Born to Run?
by ChrissyA couple of anthropologists are suggesting early man was far less the hunter, than the hunted.
At the annual meeting of the American Anthropological Association in Washington, D.C., anthropologist Donna Hart of the University of Missouri in St. Louis presented the argument that fossil evidence and the experience today of monkeys and apes, the closest relatives to humans, “supports a ‘Man, the Hunted’ theory of evolution.”
Looking at fossils of early humans more than a million years old, Hart and her colleague, Robert Sussman of Washington University, argue that numerous examples of skulls bearing bite marks, some the kind made by saber-toothed cats and leopards, show up from sites in Asia and Africa. Further, the evidence for weapons — needed to hunt down that mastadon — and control of fire — needed to turn that mastodon into a meal — don’t turn up much later in the archaeological record.
Going back 2.5 to 5 million years ago, Hart and Sussman concentrated on the species Australopithecus afarensis. According to Sussman:
Australopithecus afarensis probably quite strong, like a small ape. Adults ranged from around 3 feet to 5 feet tall and weighed 60-100 pounds. They were basically smallish bipedal primates. Their teeth were relatively small, very much like modern humans, and they were fruit and nut eaters.
…
The predators living at the same time as A. afarensis were huge and there were 10 times as many as today.
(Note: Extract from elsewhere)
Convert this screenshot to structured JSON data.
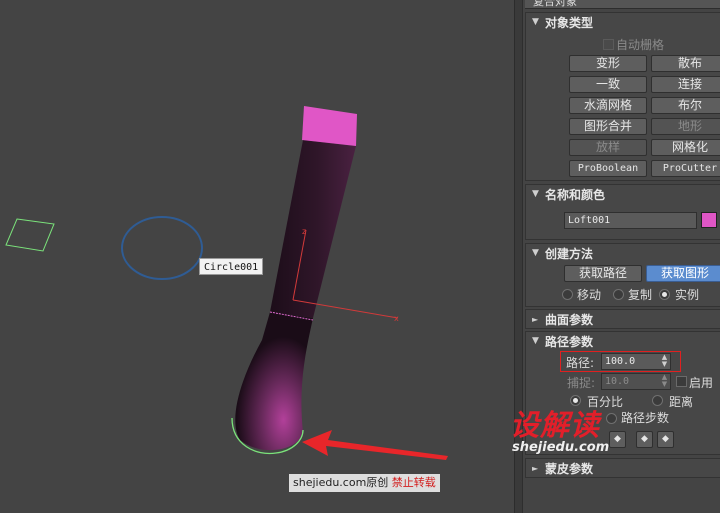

There were hyenas as big as bears, as well as saber-toothed cats and many other mega-sized carnivores, reptiles and raptors.
A. afarensis didn’t have tools, didn’t have big teeth and wasn’t very tall. He was using his brain, his agility and his social skills to get away from these predators.
…
Approximately 6 percent to 10 percent of early humans were preyed upon, according to evidence such as teeth marks on bones, talon marks on skulls and holes in a fossil cranium into which saber-tooth cat fangs fit.
The predation rate on savannah antelope and certain ground-living monkeys today is around 6 percent to 10 percent as well.
They further assert: many of our modern human traits, including those of cooperation and socialization, developed as a result of being a prey species and the early human’s ability to outsmart the predators.
Could it be if we returned to our pre-predator vegetarian ways we could actually unevolve into the peaceful, cooperative and social animals we may once have been?
I may well have to mull that over my steak tonight.
Hart and Sussman have compiled their research and theory in their book: Man the Hunted.
Footnote: As Jack should be back later this evening and, no doubt, up and posting tomorrow, I would like to thank him for the opportunity to come over here and exercise my brain a bit. Thus, my heartfelt thanks to Jack and his readers for the hospitality.